This is not over until it is over. The cybercrime treaty forces signers to potentially break their own laws and criminalize actions that are legal in their own country if a foreign government asks them to.

It requires governments to hand over data about their citizens such as, and certainly not limited to, a citizen’s emails with no ability to decline.

The tech industry has been trying to explain to the State Department how bad this will be for US citizens if, for example, China, who did sign the treaty, demands Microsoft or Google to hand over a US citizen’s email, say, for example, the email of Donald J Trump, with no ability to stop it. It would also allow Russia to force the extradition of US security researchers to Russia to face charges of hacking if Russia wants to.

The problem the US was facing was that over the last five years that this treaty has been in the works, the US has been supportive of it, so it might embarrass the diplomats if they voted against it now.

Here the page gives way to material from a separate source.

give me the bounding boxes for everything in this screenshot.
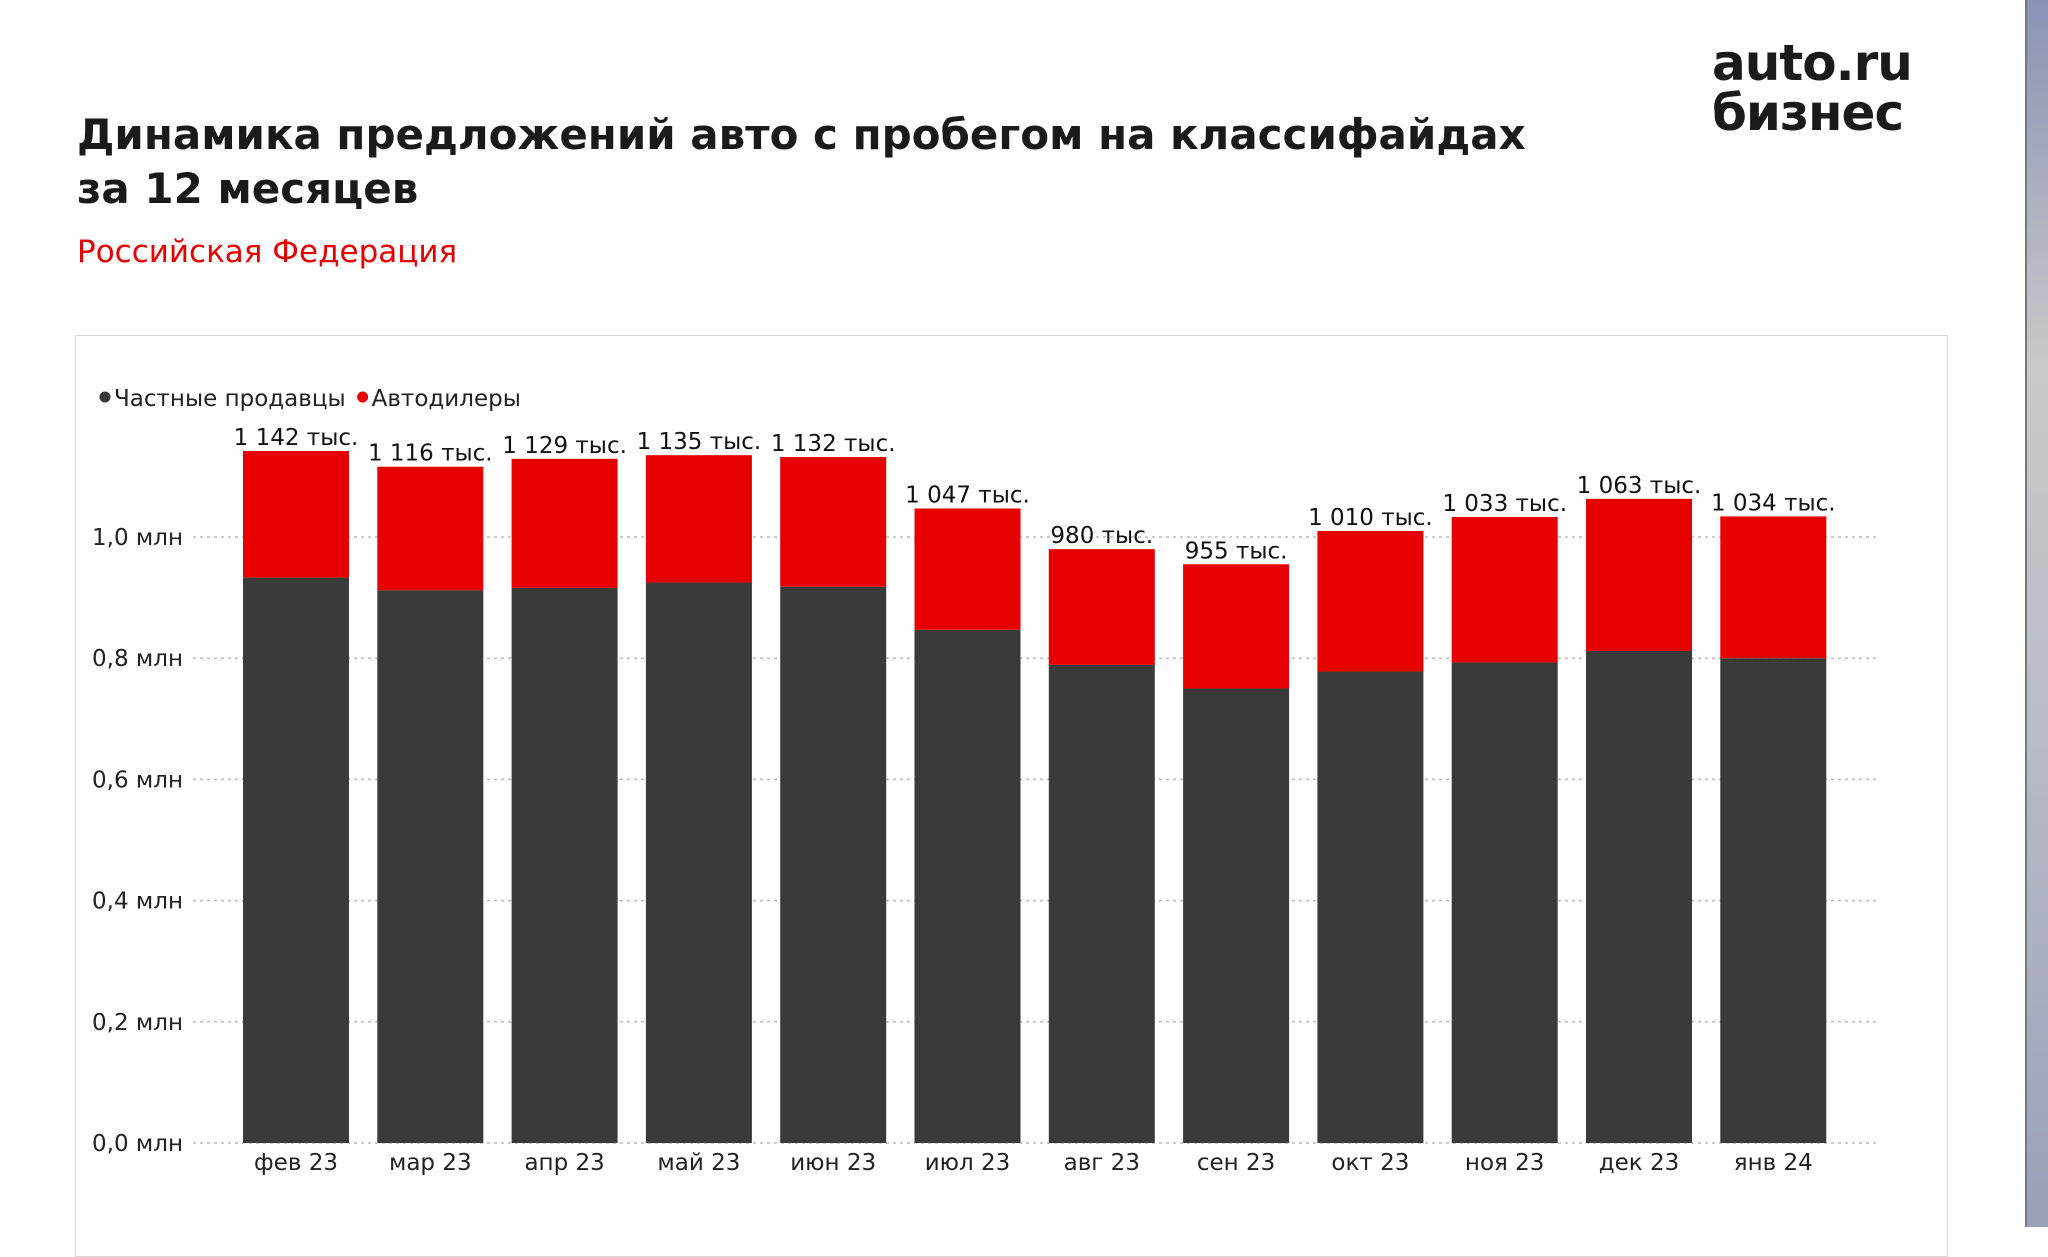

However, the political optics of say, China or Venezuela demanding that we turn over information or people to them to prosecute is probably worse than getting embarrassed for not signing it.

More than 70 countries signed the agreement last week in Hanoi which means that more than 100 did not, likely for similar reasons.

Interestingly, the UK (which has the Snooper’s Charter) and the EU (which claims that citizens have a fundamental right to privacy) did sign it. So much for EU privacy.

All signers still have to create national laws to implement the thing that they signed.

Part of the problem with the treaty is the language, much of which was put forth by countries like China. The language is even more weasel-worded than most US laws. For example, it requires compliance if someone (a citizen of the target country) is accused of a serious crime, which is defined as a crime, the conviction of which, is punishable by a sentence of at least 4 years in the country that is asking for the data. That means if China wants to get information or cooperation from the US to arrest and prosecute a US citizen, all they need to do is, in the dark of night, pass a law that penalizes that action by a sentence of more than four years.

The UN says that they expect signers to respect human rights. Sure. And I am the King of England.

It also requires signers to create a nationwide surveillance regime, which countries like the UK support – it already has more than 20 million surveillance cameras and more cameras than any other country except China.

Still, the US says it is “looking at it”, meaning they still could sign the treaty. Even if they did, the Senate would need to ratify it and then Congress would need to pass laws to implement it. That might not be terribly popular with Republican voters concerns about government overreach in an election year.